Il cuore del film sta proprio lì: nel microcosmo di questo ristorante improbabile dove la cucina diventa lo strumento con cui si curano ferite personali e si mettono a confronto esperienze di vita molto diverse. Le “nonnas” portano sullo schermo non solo i piatti regionali dell’Italia più verace, ma anche personalità forti, vissute, non addomesticate. E se la prima metà del film inciampa in qualche stereotipo sugli italiani all’estero, nella seconda parte trova una sua sincerità narrativa proprio grazie all’alchimia tra queste quattro figure femminili.
Il monologo inizia con un tono neutro, quasi distaccato: la giornalista è curiosa ma non ancora coinvolta. Si presenta come un’osservatrice razionale, mandata a “valutare” un ristorante che si distingue per una scelta quantomeno eccentrica: mettere delle nonne ai fornelli. Ma in poche righe, il tono cambia. Lo sguardo da cronista si fa personale. La trasformazione avviene attraverso la scoperta di un mondo che non si limita al cibo: in quel locale decorato con cura e calore, la giornalista scopre l’essenza della trasmissione orale, dei ricordi, della memoria affettiva.
C'è un passaggio chiave: "Troverete famiglia. Troverete cultura e storia. Troverete tradizione e racconti tramandati per generazioni." Qui il monologo si eleva da cronaca gastronomica a riflessione emotiva. Il cibo, in questo contesto, non è oggetto di valutazione tecnica, ma diventa mezzo narrativo e affettivo. L’esperienza della giornalista ricalca quella dello spettatore: si entra nel film per vedere delle nonne che cucinano, si rimane per ascoltare le storie che quelle mani raccontano.
La frase finale "lasciate che la persona che più vi ha amato cucini per voi, di nuovo” è un richiamo universale all'infanzia, alla cucina della madre, della nonna, a quel momento in cui il cibo era un atto d’amore puro, gratuito, irripetibile. Il consiglio di ordinare la capuzzella — un piatto non proprio mainstream — è l’ultimo gesto di fiducia: è come dire "affidatevi, anche a ciò che vi spaventa". Il cibo, qui, è un veicolo per affrontare il tempo, le assenze, la nostalgia.
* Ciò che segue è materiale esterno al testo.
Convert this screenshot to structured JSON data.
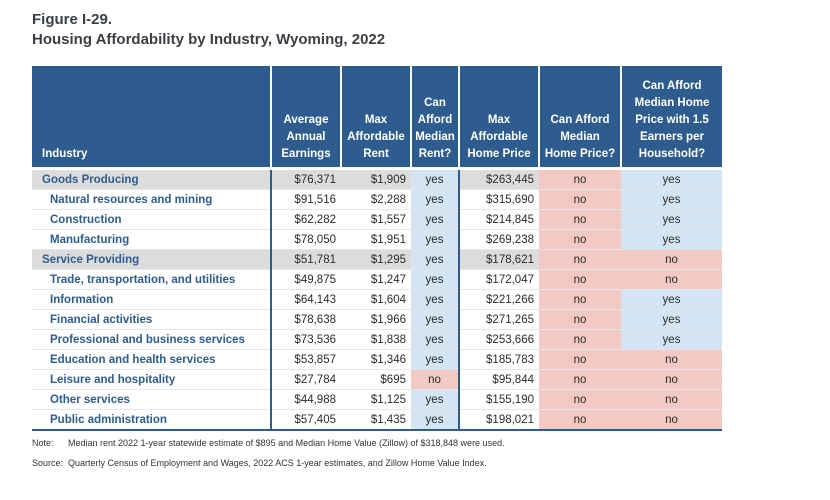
{
  "figure_label": "Figure I-29.",
  "title": "Housing Affordability by Industry, Wyoming, 2022",
  "columns": [
    "Industry",
    "Average Annual Earnings",
    "Max Affordable Rent",
    "Can Afford Median Rent?",
    "Max Affordable Home Price",
    "Can Afford Median Home Price?",
    "Can Afford Median Home Price with 1.5 Earners per Household?"
  ],
  "rows": [
    {
      "industry": "Goods Producing",
      "group": true,
      "earnings": "$76,371",
      "rent": "$1,909",
      "afford_rent": "yes",
      "home_price": "$263,445",
      "afford_home": "no",
      "afford_home_15": "yes"
    },
    {
      "industry": "Natural resources and mining",
      "group": false,
      "earnings": "$91,516",
      "rent": "$2,288",
      "afford_rent": "yes",
      "home_price": "$315,690",
      "afford_home": "no",
      "afford_home_15": "yes"
    },
    {
      "industry": "Construction",
      "group": false,
      "earnings": "$62,282",
      "rent": "$1,557",
      "afford_rent": "yes",
      "home_price": "$214,845",
      "afford_home": "no",
      "afford_home_15": "yes"
    },
    {
      "industry": "Manufacturing",
      "group": false,
      "earnings": "$78,050",
      "rent": "$1,951",
      "afford_rent": "yes",
      "home_price": "$269,238",
      "afford_home": "no",
      "afford_home_15": "yes"
    },
    {
      "industry": "Service Providing",
      "group": true,
      "earnings": "$51,781",
      "rent": "$1,295",
      "afford_rent": "yes",
      "home_price": "$178,621",
      "afford_home": "no",
      "afford_home_15": "no"
    },
    {
      "industry": "Trade, transportation, and utilities",
      "group": false,
      "earnings": "$49,875",
      "rent": "$1,247",
      "afford_rent": "yes",
      "home_price": "$172,047",
      "afford_home": "no",
      "afford_home_15": "no"
    },
    {
      "industry": "Information",
      "group": false,
      "earnings": "$64,143",
      "rent": "$1,604",
      "afford_rent": "yes",
      "home_price": "$221,266",
      "afford_home": "no",
      "afford_home_15": "yes"
    },
    {
      "industry": "Financial activities",
      "group": false,
      "earnings": "$78,638",
      "rent": "$1,966",
      "afford_rent": "yes",
      "home_price": "$271,265",
      "afford_home": "no",
      "afford_home_15": "yes"
    },
    {
      "industry": "Professional and business services",
      "group": false,
      "earnings": "$73,536",
      "rent": "$1,838",
      "afford_rent": "yes",
      "home_price": "$253,666",
      "afford_home": "no",
      "afford_home_15": "yes"
    },
    {
      "industry": "Education and health services",
      "group": false,
      "earnings": "$53,857",
      "rent": "$1,346",
      "afford_rent": "yes",
      "home_price": "$185,783",
      "afford_home": "no",
      "afford_home_15": "no"
    },
    {
      "industry": "Leisure and hospitality",
      "group": false,
      "earnings": "$27,784",
      "rent": "$695",
      "afford_rent": "no",
      "home_price": "$95,844",
      "afford_home": "no",
      "afford_home_15": "no"
    },
    {
      "industry": "Other services",
      "group": false,
      "earnings": "$44,988",
      "rent": "$1,125",
      "afford_rent": "yes",
      "home_price": "$155,190",
      "afford_home": "no",
      "afford_home_15": "no"
    },
    {
      "industry": "Public administration",
      "group": false,
      "earnings": "$57,405",
      "rent": "$1,435",
      "afford_rent": "yes",
      "home_price": "$198,021",
      "afford_home": "no",
      "afford_home_15": "no"
    }
  ],
  "note_label": "Note:",
  "note": "Median rent 2022 1-year statewide estimate of $895 and Median Home Value (Zillow) of $318,848 were used.",
  "source_label": "Source:",
  "source": "Quarterly Census of Employment and Wages, 2022 ACS 1-year estimates, and Zillow Home Value Index.",
  "colors": {
    "header": "#2e5c8e",
    "yes": "#d3e4f3",
    "no": "#f3c9c3",
    "group_row": "#dcdcdc"
  }
}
Questo monologo è un momento di sintesi perfetto del senso di Nonnas. La giornalista mette in parole ciò che il regista Stephen Chbosky cerca di trasmettere visivamente: che la cucina, fatta con amore e memoria, è uno degli ultimi spazi in cui la nostra umanità può esprimersi senza filtri. In un’epoca in cui tutto è standardizzato e filtrato, l’Enoteca Maria diventa un’oasi in cui il passato prende voce, e dove il gesto semplice del cucinare torna ad avere un significato profondo. Un piccolo monologo, che contiene tutta la filosofia del film: non servono effetti speciali per raccontare qualcosa che tocca davvero.